Entry of commercial enterprises into the banking sector: industrial credit companies


The FDIC released a definitive rule on “Industrial Banks” or “Industrial Lending Firms” (collectively ILCs) this week which, in conjunction with recent ILC approvals of FDIC insurance applications, indicates a susceptibility to ILCs and their corporate mothers that has not in the past Case had been present (at least in detectable quantities).

An ILC is basically a type of bank organized under the laws of one of the few states (especially Utah). While an ILC can offer a full range of credit and deposit products and its deposit accounts are insured by the FDIC as well as those of traditional commercial banks, a company that owns the ILC is not subject to the same level of regulation as a bank’s parent company. This enables industrial or trading companies, including BMW or Pitney Bowes, to offer banking products and services directly to their customers, employees or other interest groups. (Many ILCs offer limited or specialized financial services and do not offer the full range of services to the general public.)

ILCs were established in the early 1900s to provide small loans to industrial workers. Probably because of this niche business model, the parent companies of ILCs are not regulated as “bank holding companies”. Federal laws, particularly the Bankholding Company Act, have historically separated banking from commerce and thus restricted the lines of business that a banking company can pursue. Bank holding companies can only engage in financial transactions (banking, insurance or securities transactions). , mostly) and are regulated and audited by the Federal Reserve. However, under the Bankholding Company Act, the definition of “bank” excludes ILCs. Thus, the parent companies of ILCs are not “bank holding companies” and can conduct any business activity. Walmart famously attempted to charter an ILC (and an FDIC deposit insurance for it) more than 15 years ago, but was shouted at by the banking industry and regulators. The 2007-2008 financial crisis and then moratoriums imposed by the FDIC and Congress dampened further interest in ILCs.

More recently, however, the ILC business model has received renewed attention: the FDIC has received 12 deposit insurance applications from ILCs and approved two since the beginning of 2017. The FDIC has stated that it expects continued interest in ILCs, particularly ILCs with a specialty or dedicated business model.
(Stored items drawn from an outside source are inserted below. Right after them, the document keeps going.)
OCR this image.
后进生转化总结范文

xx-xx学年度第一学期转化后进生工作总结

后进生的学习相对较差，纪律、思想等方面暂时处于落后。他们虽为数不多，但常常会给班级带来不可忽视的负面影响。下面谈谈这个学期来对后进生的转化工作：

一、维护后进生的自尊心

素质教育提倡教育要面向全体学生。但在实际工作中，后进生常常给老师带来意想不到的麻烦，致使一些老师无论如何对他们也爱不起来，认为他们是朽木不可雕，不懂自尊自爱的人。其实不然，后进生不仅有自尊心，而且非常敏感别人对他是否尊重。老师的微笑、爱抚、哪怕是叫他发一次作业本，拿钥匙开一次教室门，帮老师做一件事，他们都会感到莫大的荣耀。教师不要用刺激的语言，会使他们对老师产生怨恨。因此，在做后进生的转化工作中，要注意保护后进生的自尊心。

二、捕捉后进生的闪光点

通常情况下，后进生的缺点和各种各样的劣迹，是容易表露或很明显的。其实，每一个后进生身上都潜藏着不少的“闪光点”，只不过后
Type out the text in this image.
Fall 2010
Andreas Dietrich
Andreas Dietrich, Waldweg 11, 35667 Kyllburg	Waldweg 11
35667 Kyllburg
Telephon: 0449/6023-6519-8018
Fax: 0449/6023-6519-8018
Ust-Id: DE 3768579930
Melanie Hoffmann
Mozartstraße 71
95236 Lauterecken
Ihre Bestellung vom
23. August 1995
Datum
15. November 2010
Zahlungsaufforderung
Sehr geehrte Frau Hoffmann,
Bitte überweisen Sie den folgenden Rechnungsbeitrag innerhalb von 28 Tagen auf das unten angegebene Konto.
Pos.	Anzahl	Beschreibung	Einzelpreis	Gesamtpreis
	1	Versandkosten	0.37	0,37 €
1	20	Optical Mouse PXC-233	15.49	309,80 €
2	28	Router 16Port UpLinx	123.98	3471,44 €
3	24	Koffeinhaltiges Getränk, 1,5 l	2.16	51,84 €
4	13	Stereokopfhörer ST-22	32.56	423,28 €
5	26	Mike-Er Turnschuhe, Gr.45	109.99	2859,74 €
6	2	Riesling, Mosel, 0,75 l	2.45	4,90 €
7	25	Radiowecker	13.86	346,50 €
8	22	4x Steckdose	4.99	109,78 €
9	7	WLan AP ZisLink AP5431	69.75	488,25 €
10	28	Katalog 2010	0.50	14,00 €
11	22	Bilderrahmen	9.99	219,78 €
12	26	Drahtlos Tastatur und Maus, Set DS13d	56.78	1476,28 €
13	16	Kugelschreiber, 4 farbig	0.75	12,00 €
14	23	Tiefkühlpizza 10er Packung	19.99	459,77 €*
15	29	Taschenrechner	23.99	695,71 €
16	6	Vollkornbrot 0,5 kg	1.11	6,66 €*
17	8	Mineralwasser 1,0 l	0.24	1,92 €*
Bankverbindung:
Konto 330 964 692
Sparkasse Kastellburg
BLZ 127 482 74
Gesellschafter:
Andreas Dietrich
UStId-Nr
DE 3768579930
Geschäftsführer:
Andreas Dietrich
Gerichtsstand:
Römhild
The new FDIC rule, which will come into effect April 1, 2021, sets out conditions and obligations for any deposit protection application approval by an ILC whose parent company is not regulated by the Federal Reserve. The purpose of the rule is to ensure that the ILC parents serve as a resource for their subordinate ILCs (a requirement of federal law) and to provide transparency to prospective applicants and the wider public about what the FDIC requires from the parent companies of the industrial banks covered. In particular, the FDIC rejected objections to the rule, which was based on the mixing of banking and commerce through commercial ownership of an ILC, noting that Congress created special treatment for ILCs and that it is therefore a policy of whether or not trading companies ILCs should continue to own decision for Congress.

In summary, the FDIC rule suggests a relatively new willingness at the federal level to consider ILC proposals from non-financial firms. While the process is unlikely to be quick or cheap, ILCs will provide a new avenue for non-financial firms seeking access to the financial system.